COLUMBIA, S.C. – A day after Gov. Mark Sanford tearfully confessed to an affair, he stayed out of sight Thursday – raising his head only to issue a statement that he would repay South Carolina for the cost of one of his visits to Argentina.
In the statement, Sanford said he was “proud” of the 2008 trip, made partly to drum up business for the state, but said he “made a mistake” – meeting with his lover, whom Argentine media identified as Maria Belen Chapur, 43, a divorcee who lives in the trendy Palermo district of Buenos Aires.
“That has raised some very legitimate concerns and questions, and as such I am going to reimburse the state for the full cost of the Argentina leg of this trip,” he said.
Otherwise, Sanford, 49, spent the day with his wife and family, aides said.
But as a congressman who voted to impeach former President Bill Clinton in 1999, he would have been familiar with kinds of the questions buzzing around this sweltering city:
To what extent should Sanford be held accountable for his deceptions that briefly covered up his extramarital affair? Should he resign from office? Or be impeached?
And if he finishes the remaining year-plus of his term – which a spokesman said he intended to do – how could he get anything done with this hanging over him?
The state Legislature will not be back in session until January, but Sen. John M. “Jake” Knotts Jr., a fellow Republican but a longtime foe of Sanford’s, had called a closed-door meeting of close friends to discuss L’Affaire Sanford. Beforehand, he showed a stack of e-mails from voters that called on the governor to step aside or face impeachment.
“They’re burning me up about how this guy should resign,” Knotts said. “They’re telling me this guy has completely lost their confidence.”

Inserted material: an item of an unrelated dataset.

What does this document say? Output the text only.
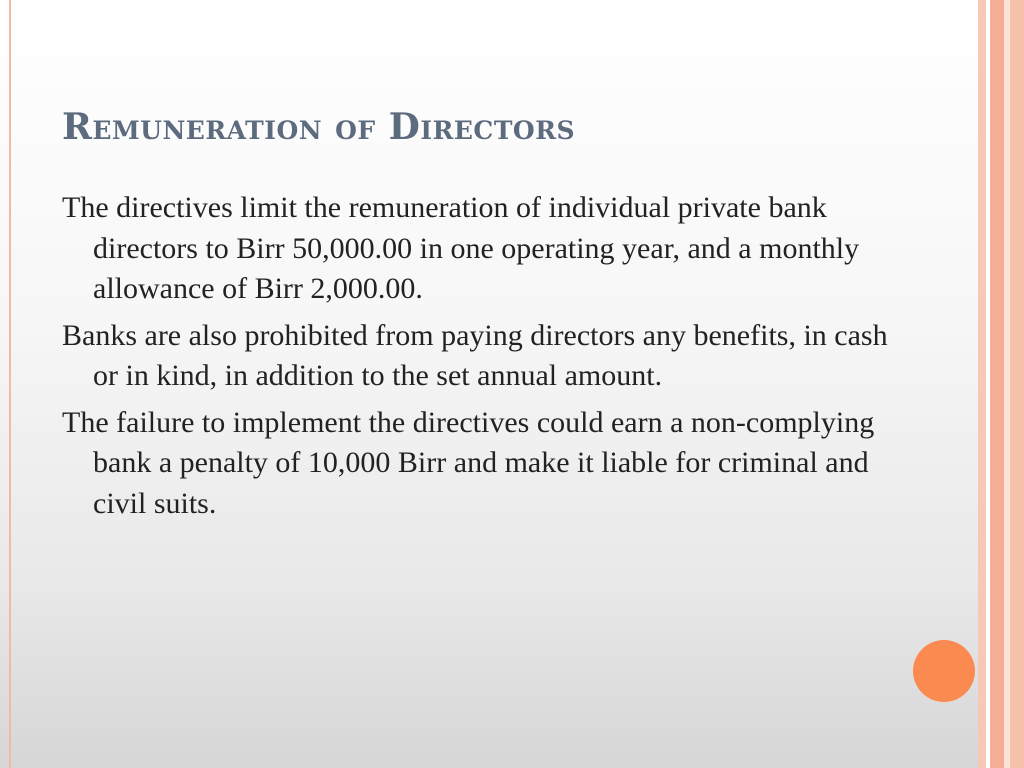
Remuneration of Directors
The directives limit the remuneration of individual private bank directors to Birr 50,000.00 in one operating year, and a monthly allowance of Birr 2,000.00.
Banks are also prohibited from paying directors any benefits, in cash or in kind, in addition to the set annual amount.
The failure to implement the directives could earn a non-complying bank a penalty of 10,000 Birr and make it liable for criminal and civil suits.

Knotts didn’t say he wanted Sanford to step down, but he leveled a number of criticisms. Knotts said he worried about Sanford’s ability to attract business to the state, given his national notoriety.
“Is this the man to convince a large industry to come to South Carolina?” he asked.
Knotts said he wanted to determine if Sanford used any government funds in his voyages overseas.
Sanford has said he has made three trips to see his lover. The governor paid for the most recent trip with his own funds, said Sanford spokesman Joel Sawyer. He said he knew very little about the trip before that one.
But the first of the three trips, Sawyer said, was a June 2008 trade mission to Brazil and Argentina, paid for with South Carolina tax dollars. On Thursday, in response to queries from news outlets, the state Commerce Department released details of that weeklong trip, including the $9,000-plus bill paid by state taxpayers.
Commerce officials said that after visiting Brazil, Sanford and a Commerce employee peeled away for a visit to Buenos Aires for some “official state meetings.”
Sanford volunteered to repay the state for the Argentine leg of the first trip.